The members of the C.C.S. and their official consultants voiced their approval to the cause on 29 November 1977 while the C.C.S. members alone met and approved the cause on 21 February 1978 after reviewing all the documentation. On 12 June 1978 he was proclaimed to be Venerable after Pope Paul VI confirmed that Pampuri had led a model life of heroic virtue.

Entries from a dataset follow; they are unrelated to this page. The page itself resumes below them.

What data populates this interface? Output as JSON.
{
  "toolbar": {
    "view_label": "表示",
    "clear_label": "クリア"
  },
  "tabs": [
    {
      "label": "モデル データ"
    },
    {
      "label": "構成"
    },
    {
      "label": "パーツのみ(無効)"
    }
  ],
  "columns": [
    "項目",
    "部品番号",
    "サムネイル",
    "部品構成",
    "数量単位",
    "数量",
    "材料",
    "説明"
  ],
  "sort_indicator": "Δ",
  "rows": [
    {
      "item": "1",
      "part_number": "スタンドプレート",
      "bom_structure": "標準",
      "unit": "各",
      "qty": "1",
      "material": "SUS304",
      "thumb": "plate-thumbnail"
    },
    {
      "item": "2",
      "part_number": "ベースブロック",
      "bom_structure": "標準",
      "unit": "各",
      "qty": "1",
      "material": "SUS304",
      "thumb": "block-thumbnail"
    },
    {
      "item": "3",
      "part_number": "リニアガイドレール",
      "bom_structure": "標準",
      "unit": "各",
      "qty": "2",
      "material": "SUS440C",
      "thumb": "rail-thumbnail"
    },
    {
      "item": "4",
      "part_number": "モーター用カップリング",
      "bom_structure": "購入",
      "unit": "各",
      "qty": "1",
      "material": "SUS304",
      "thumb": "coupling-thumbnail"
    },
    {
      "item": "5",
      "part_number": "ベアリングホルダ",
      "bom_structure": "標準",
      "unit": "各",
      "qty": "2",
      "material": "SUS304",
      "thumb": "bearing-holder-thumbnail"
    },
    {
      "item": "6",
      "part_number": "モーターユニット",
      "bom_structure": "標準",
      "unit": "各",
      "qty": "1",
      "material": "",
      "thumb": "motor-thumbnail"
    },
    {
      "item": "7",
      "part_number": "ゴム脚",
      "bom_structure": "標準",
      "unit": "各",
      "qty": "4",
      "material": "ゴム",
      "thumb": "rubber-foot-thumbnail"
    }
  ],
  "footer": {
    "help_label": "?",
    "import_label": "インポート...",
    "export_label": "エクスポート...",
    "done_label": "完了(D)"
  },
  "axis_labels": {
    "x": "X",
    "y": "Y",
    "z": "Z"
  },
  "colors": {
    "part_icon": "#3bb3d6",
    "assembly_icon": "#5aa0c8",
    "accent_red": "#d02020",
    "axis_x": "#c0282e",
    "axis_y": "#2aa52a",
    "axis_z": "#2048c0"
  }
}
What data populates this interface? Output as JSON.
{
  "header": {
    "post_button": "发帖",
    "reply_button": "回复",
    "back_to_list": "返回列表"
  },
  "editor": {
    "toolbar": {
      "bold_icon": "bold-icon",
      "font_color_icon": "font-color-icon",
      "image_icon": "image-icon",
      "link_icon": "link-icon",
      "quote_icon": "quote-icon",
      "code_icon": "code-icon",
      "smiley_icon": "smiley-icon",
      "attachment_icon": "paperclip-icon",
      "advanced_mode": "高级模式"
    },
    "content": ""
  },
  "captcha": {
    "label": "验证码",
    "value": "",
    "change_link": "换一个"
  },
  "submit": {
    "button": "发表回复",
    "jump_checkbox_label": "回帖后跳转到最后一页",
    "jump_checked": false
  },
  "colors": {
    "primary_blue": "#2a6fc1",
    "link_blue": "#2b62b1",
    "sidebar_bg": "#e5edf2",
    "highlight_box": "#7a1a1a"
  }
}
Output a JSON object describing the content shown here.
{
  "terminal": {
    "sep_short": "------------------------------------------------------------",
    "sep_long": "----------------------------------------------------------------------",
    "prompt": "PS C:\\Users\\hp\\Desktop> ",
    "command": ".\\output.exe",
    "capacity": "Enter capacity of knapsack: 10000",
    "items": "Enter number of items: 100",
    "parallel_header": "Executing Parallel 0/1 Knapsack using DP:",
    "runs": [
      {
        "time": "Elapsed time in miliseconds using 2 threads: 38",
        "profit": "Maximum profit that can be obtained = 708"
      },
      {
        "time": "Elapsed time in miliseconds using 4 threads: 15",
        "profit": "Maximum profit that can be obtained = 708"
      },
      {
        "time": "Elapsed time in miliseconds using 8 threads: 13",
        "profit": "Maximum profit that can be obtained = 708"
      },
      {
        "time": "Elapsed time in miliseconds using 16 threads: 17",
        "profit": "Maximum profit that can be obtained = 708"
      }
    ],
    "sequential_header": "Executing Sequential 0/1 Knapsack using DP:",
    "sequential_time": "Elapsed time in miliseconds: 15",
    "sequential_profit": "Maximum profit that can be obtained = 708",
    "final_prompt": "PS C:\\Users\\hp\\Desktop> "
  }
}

One miracle that science could not explain - a healing - had to be investigated and approved for Pampuri to be beatified. The approval of one such healing allowed for Pope John Paul II to preside over Pampuri's beatification on 4 October 1981. The second miracle required for full sainthood was investigated in Spain in Alcadozo and concerned the 5 January 1982 cure of the child Manuel Cifuentes Rodenas (b. 1971) who would normally have been blinded in his right eye, due to a certain injury his eye received from an almond tree branch, but inexplicably his eye healed back to still provide vision, after his father appealed to the late Pampuri for a healing. This was investigated on a diocesan level and the C.C.S. validated the process on 6 February 1987 with a medical panel approving it on 19 October 1988. Theologians also approved this miracle on 17 January 1989 as did the C.C.S. on 11 February 1989. John Paul II canonized Pampuri as a saint of the Roman Catholic Church on 1 November 1989.